Synergistic Effects of Self-Doped Nanostructures as Charge Trapping Elements in Organic Field Effect Transistor Memory.

Abstract

Despite remarkable advances in the development of organic field-effect transistor (OFET) memories over recent years, the charge trapping elements remain confined to the critical electrets of polymers, nanoparticles, or ferroelectrics. Nevertheless, rare reports are available on the complementary advantages of different types of trapping elements integrated in one single OFET memory. To address this issue, we fabricated two kinds of pentacene-based OFET memories with solution-processed amorphous and β-phase poly(9,9-dioctylfluorene) (PFO) films as charge trapping layers, respectively.
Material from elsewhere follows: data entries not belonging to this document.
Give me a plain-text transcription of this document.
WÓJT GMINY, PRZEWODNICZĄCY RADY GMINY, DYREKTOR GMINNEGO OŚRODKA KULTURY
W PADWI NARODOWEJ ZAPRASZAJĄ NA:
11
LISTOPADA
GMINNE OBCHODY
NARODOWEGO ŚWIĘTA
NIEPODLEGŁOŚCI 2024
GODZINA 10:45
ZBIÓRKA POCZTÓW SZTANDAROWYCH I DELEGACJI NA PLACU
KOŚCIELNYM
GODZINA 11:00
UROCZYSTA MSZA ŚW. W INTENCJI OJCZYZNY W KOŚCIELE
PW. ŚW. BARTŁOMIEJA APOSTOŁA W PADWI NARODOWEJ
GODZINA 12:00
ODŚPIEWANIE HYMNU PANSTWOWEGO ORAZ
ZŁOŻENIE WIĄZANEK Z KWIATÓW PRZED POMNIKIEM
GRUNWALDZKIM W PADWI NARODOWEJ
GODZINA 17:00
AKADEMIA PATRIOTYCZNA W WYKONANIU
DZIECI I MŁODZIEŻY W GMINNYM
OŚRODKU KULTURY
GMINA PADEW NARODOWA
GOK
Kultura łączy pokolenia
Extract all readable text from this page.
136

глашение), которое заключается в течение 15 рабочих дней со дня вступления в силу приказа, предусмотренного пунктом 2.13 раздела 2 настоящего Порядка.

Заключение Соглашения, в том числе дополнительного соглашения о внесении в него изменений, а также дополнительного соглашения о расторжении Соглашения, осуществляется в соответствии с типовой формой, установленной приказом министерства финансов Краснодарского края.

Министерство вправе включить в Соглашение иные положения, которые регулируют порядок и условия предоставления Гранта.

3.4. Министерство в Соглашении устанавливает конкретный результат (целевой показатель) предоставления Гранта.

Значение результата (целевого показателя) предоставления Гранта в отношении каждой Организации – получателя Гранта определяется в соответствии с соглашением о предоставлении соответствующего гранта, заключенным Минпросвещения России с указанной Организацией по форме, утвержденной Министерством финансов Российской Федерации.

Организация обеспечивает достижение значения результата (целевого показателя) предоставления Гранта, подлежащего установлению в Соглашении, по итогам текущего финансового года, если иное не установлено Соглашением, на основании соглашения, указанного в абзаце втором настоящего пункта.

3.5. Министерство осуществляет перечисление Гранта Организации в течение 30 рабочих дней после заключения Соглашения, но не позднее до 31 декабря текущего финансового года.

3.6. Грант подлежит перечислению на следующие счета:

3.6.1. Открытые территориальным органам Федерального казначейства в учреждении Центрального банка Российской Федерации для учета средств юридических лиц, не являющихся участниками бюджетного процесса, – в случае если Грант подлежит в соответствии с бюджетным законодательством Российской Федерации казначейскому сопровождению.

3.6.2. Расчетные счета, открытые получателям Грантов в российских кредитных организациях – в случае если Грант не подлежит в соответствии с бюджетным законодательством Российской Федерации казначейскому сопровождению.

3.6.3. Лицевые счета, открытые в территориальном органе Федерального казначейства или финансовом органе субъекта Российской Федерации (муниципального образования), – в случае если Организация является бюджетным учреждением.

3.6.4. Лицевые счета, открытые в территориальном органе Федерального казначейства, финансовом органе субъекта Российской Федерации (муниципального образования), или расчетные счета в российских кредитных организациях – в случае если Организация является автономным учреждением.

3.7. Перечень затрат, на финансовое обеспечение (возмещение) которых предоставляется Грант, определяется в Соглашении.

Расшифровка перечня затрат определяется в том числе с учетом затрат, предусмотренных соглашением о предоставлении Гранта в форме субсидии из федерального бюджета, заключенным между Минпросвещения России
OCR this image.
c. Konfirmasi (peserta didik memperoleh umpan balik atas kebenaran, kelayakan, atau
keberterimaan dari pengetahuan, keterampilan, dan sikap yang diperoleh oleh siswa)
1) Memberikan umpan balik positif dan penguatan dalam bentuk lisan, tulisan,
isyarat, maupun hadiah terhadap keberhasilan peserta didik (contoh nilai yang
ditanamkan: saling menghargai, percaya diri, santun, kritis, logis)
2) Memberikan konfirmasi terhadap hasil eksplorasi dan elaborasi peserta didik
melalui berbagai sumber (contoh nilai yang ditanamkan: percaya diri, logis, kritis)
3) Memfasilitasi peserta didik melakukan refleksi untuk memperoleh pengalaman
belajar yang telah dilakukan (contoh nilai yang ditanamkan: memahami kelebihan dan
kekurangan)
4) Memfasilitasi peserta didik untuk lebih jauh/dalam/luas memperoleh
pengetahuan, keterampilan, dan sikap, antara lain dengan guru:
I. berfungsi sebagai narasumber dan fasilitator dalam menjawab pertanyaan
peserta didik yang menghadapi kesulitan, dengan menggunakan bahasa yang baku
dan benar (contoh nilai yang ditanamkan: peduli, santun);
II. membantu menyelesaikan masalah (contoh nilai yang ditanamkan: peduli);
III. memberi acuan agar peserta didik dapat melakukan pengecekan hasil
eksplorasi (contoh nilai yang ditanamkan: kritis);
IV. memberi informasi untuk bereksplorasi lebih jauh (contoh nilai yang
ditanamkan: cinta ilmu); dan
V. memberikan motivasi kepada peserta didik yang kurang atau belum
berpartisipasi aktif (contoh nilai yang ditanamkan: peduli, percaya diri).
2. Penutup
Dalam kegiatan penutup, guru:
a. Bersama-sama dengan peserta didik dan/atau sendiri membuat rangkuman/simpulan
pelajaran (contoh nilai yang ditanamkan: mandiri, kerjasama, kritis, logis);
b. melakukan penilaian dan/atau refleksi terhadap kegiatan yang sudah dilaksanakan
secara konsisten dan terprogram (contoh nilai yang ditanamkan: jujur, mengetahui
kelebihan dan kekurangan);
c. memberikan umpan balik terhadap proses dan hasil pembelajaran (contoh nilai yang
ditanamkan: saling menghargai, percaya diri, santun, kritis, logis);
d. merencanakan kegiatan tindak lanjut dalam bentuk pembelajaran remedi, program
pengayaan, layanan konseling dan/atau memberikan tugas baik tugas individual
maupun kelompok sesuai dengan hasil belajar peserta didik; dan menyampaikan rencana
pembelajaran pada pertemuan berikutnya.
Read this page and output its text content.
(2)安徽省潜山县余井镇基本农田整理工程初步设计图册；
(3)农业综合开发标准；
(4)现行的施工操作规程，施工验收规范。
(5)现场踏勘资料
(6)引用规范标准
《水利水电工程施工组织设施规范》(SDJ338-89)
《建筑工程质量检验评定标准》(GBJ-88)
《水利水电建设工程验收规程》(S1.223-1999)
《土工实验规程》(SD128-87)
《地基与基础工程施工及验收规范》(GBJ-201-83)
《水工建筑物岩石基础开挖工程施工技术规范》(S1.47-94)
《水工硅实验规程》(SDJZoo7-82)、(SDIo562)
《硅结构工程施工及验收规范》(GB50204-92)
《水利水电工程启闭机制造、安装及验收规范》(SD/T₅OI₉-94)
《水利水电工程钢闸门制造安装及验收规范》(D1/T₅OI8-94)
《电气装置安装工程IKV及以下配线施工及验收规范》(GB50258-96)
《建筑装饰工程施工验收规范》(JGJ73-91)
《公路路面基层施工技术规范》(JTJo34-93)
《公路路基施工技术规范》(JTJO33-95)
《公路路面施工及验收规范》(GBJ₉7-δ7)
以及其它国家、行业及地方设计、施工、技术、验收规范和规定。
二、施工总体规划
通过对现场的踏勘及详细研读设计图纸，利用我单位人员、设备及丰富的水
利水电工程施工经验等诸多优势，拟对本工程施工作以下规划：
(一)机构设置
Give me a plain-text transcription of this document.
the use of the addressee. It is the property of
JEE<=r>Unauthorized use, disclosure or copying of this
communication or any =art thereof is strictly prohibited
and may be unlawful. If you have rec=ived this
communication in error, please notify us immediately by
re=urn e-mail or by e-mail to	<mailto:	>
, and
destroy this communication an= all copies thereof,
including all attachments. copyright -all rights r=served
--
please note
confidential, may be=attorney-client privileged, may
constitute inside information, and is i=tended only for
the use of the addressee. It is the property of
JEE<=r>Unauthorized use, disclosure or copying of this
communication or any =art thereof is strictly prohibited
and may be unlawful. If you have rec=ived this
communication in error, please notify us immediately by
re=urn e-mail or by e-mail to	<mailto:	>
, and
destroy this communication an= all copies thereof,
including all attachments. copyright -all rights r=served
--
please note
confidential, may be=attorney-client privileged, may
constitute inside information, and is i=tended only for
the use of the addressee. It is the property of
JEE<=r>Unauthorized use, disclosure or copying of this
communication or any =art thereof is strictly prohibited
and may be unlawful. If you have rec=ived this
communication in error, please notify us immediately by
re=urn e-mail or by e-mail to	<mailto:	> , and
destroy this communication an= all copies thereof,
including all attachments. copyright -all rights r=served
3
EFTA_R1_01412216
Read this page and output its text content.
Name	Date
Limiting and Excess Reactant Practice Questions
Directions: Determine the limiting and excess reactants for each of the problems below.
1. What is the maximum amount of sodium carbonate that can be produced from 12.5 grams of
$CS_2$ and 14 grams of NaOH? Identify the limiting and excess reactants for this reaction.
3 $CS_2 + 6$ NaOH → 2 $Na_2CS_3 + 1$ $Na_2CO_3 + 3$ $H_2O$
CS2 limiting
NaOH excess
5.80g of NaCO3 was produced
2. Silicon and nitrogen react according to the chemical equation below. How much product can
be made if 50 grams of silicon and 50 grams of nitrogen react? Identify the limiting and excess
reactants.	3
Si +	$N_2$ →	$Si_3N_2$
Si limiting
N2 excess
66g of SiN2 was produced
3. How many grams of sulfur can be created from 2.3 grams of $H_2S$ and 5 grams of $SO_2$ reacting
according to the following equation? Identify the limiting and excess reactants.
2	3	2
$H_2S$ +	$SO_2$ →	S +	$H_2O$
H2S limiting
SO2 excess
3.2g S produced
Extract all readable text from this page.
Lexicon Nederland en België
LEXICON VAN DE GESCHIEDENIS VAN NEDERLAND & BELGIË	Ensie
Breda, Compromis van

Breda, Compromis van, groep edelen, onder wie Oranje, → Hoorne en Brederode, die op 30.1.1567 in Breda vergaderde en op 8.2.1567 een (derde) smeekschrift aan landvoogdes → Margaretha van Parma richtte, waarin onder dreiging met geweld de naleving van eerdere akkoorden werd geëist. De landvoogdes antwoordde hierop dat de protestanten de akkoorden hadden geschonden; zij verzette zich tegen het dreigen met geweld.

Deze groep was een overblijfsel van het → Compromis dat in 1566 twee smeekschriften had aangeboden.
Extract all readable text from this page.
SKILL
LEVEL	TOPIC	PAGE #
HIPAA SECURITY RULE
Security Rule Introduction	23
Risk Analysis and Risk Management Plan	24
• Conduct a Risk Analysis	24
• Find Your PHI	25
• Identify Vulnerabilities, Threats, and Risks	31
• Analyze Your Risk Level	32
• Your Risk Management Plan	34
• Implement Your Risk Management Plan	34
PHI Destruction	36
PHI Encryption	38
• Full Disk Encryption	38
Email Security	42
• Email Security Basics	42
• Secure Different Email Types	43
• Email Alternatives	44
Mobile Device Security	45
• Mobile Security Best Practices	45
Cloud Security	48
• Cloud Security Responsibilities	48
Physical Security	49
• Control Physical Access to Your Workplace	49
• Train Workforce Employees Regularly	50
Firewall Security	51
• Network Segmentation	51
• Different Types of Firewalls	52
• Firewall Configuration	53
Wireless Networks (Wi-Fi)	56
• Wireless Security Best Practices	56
Compared to the amorphous film, the β-PFO film has self-doped nanostructures (20-120 nm) and could act as natural charge trapping elements, demonstrating the synergistic effects of combining both merits of polymer and nanoparticles into one electret. Consequently, the OFET memory with β-PFO showed nearly 26% increment in the storage capacity and a pronounced memory window of ∼45 V in 20 ms programming time. Besides, the retention time of β-PFO device extended 2 times to maintain an ON/OFF current ratio of 10(3), indicating high bias-stress reliability. Furthermore, the β-PFO device demonstrated good photosensitivity in the 430-700 nm range, which was attributed to the additive effect of smaller bandgap and self-doped nanostructures of β-phase. In this regard, the tuning of molecular conformation and aggregation in a polymer electret is an effective strategy to obtain a high performance OFET memory.